MIAMI – Mexican tequila has conquered the world, boasting 120 countries as customers, and its Brazilian counterpart, cachaca, a “cinderella” outside its huge national market, is ready to take the global leap with government support.
“Part of our work is how to make the Brazilian government wear the cachaca shirt, just like the Mexicans put on the tequila one and the United Kingdom puts on the Scotch whiskey one,” says the executive director of the Brazilian Institute of Cachaaa (IBRAC), Carlos Lima, in an interview with Efe.
The world annually consumes about $1 billion in sugarcane distilled beverages such as cachaca, but only $15 million of that total corresponds to the Brazilian beverage, the history of which is tied to the arrival in the 16th century of the Portuguese to what is today Brazil.
Far from being discouraged with such a small share of the international market, Lima says it “shows the potential for the growth of our exports.”
“The sectoral organization of Mexico with the creation of the Tequila Regulatory Council is a model that the IBRAC has been pursuing in Brazil for a long time,” he said.
Ramon Gonzalez Figueroa, director of the Tequila Regulatory Council, says his private organization can’t take all the credit for the internationalization of the drink extracted from the agave: “It is the entire productive chain within the council,” he says - but he beams with pride when breaking down last year’s results.
“I think it’s the best in the history of tequila,” he said.
Production went from 312 million liters (quarts) in 2018 to 352 million in 2019, a 13 percent increase, and in a couple of years, he said, it would double, as millions of agaves are being planted, a plant that grows in semi-arid climates of Mexico.
Exports rose 10 percent from 222.7 million liters to 245.8 million last year. “In 2019 we exported at a rate of 467 liters per minute,” he said.
A record in agave consumption was also broken: 1,343,000 tons in 2019, 18 percent more than in 2018.
The director of the Regulatory Council said 51 countries recognize all intellectual property rights to tequila.
Gonzalez Figueroa’s colleague at the IBRAC is waiting to receive the final 2019 results, but “there are about a thousand producers and we estimate that the production is of the order of about 700 million liters a year.”
Exports are around 8 million liters, which means for Brazil revenues of some $15 million, he said.
When asked the reasons that the cachaca has not taken off internationally, he replies: “The main reason is the lack of resources for export.
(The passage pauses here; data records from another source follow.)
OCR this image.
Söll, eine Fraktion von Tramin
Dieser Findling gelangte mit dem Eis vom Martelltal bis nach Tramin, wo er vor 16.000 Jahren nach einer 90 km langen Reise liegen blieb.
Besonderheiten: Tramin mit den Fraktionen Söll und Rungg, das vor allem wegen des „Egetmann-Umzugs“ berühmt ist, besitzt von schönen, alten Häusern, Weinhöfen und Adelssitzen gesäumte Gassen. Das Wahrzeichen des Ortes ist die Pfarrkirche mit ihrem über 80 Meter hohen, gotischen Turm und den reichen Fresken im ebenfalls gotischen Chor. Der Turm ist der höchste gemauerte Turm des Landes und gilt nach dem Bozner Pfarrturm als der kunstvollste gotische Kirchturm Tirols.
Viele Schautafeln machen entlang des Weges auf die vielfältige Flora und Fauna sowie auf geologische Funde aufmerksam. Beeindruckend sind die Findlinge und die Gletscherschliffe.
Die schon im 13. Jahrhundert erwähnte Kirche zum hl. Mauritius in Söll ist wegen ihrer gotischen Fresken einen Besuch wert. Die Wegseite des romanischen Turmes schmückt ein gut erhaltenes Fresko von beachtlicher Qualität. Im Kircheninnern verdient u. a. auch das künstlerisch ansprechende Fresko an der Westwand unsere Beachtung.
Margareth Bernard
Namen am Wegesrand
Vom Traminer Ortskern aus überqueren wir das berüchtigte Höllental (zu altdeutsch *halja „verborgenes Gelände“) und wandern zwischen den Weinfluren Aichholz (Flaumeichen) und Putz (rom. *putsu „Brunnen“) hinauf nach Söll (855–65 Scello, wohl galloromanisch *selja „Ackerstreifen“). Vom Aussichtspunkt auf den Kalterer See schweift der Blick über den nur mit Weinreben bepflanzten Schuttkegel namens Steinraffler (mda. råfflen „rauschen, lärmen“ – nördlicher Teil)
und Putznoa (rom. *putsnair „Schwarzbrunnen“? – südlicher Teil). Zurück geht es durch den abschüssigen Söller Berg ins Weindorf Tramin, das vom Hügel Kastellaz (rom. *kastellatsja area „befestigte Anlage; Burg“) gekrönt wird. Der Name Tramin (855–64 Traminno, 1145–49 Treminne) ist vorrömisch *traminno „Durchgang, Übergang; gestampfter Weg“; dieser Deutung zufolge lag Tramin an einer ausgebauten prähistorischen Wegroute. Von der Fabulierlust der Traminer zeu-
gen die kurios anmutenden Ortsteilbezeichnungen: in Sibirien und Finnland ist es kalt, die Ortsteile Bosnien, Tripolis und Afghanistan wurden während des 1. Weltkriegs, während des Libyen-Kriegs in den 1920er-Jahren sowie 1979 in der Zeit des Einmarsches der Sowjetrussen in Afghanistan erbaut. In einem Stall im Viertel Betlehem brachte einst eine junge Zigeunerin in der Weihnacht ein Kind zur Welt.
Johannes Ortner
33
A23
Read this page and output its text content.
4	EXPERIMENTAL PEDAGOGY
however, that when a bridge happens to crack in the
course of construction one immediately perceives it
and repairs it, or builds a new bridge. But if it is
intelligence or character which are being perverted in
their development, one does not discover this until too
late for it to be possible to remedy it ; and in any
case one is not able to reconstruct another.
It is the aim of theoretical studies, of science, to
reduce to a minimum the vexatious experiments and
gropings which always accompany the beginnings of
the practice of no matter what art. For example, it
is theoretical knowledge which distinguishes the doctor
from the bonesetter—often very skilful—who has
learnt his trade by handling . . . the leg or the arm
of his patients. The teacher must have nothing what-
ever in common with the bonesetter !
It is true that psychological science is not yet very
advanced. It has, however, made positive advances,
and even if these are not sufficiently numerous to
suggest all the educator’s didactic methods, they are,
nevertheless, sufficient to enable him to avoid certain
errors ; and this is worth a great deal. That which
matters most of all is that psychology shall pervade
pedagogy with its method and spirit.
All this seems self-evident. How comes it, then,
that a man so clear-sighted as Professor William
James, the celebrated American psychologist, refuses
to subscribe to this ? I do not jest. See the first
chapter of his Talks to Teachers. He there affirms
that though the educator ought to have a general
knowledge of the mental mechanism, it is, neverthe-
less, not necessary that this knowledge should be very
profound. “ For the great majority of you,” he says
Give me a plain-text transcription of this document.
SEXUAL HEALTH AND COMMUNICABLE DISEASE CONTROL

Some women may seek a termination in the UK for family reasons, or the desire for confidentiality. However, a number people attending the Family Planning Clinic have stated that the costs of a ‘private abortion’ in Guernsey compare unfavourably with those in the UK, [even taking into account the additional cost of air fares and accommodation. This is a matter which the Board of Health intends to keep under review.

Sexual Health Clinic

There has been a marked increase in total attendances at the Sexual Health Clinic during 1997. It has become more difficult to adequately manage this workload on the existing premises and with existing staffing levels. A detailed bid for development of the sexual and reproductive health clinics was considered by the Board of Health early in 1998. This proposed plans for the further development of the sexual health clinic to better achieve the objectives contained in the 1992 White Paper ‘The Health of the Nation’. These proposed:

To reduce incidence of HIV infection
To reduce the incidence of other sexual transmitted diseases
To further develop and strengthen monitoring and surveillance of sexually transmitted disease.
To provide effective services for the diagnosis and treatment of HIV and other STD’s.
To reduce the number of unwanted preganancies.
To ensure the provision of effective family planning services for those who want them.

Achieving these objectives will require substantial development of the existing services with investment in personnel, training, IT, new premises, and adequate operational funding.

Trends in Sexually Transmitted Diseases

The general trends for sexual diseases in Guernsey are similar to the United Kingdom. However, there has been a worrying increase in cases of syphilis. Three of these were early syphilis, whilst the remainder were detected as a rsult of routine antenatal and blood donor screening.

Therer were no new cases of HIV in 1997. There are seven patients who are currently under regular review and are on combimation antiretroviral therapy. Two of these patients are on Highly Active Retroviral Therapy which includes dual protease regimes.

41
A joint and aligned action to promote exports is missing.”
The start of production in 1516 makes this beverage the first distillate in Latin America, before pisco, tequila or rum, and one that has been present in the Brazilian’s daily life ever since.
Cachaca has 72 percent of the spirits market in Brazil, although beer is the most consumed alcholic beverage.
Something similar happens in Mexico. Tequila is the most consumed high-grade alcoholic beverage in the country, with 35 percent of the total market, but it is not the leader.
The high fiscal burden borne by both drinks does not help to improve internal results.
“Cachaca is the most taxed drink in the country. In fact, it is the product, in general, most taxed and we have a great fear that with tax reform (...), taxation on distillates, including cachaca, will increase,” says Lima.
Brazilian Economy Minister Paulo Guedes said during the World Economic Forum in Davos, Switzerland that the Government of Jair Bolsonaro was studying increasing the tax on drinks such as cachaca.
The Tequila Regulatory Council fears that taxes that some Mexican states want to introduce would add to the 53 percent special tax on production and services and the 16 percent value-added tax already in effect.
More than 70 percent of the price paid by the Mexican consumer corresponds to taxes, says Gonzalez Figueroa, who says that so far the taxes have not caused Mexicans to stop drinking tequila.
Both cachaca and tequila are the first appellations of origin that were created in their respective countries.
Lima longs for the policies for the protection of intellectual property in the international sphere for the Brazilian beverage, as Mexico has achieved for tequila.
“Cachaca is protected only in the United States, Mexico, Colombia and Chile and recently we managed to include it in the scope of the EU-Mercosur agreement and we hope that it can finally be protected in the European Union as a geographical indication,” he said.
Lima stressed that exporting cachaca, “an exclusive product of Brazil,” means bringing the image of the country around the world and that can boost the entry of other Brazilian products into the international market.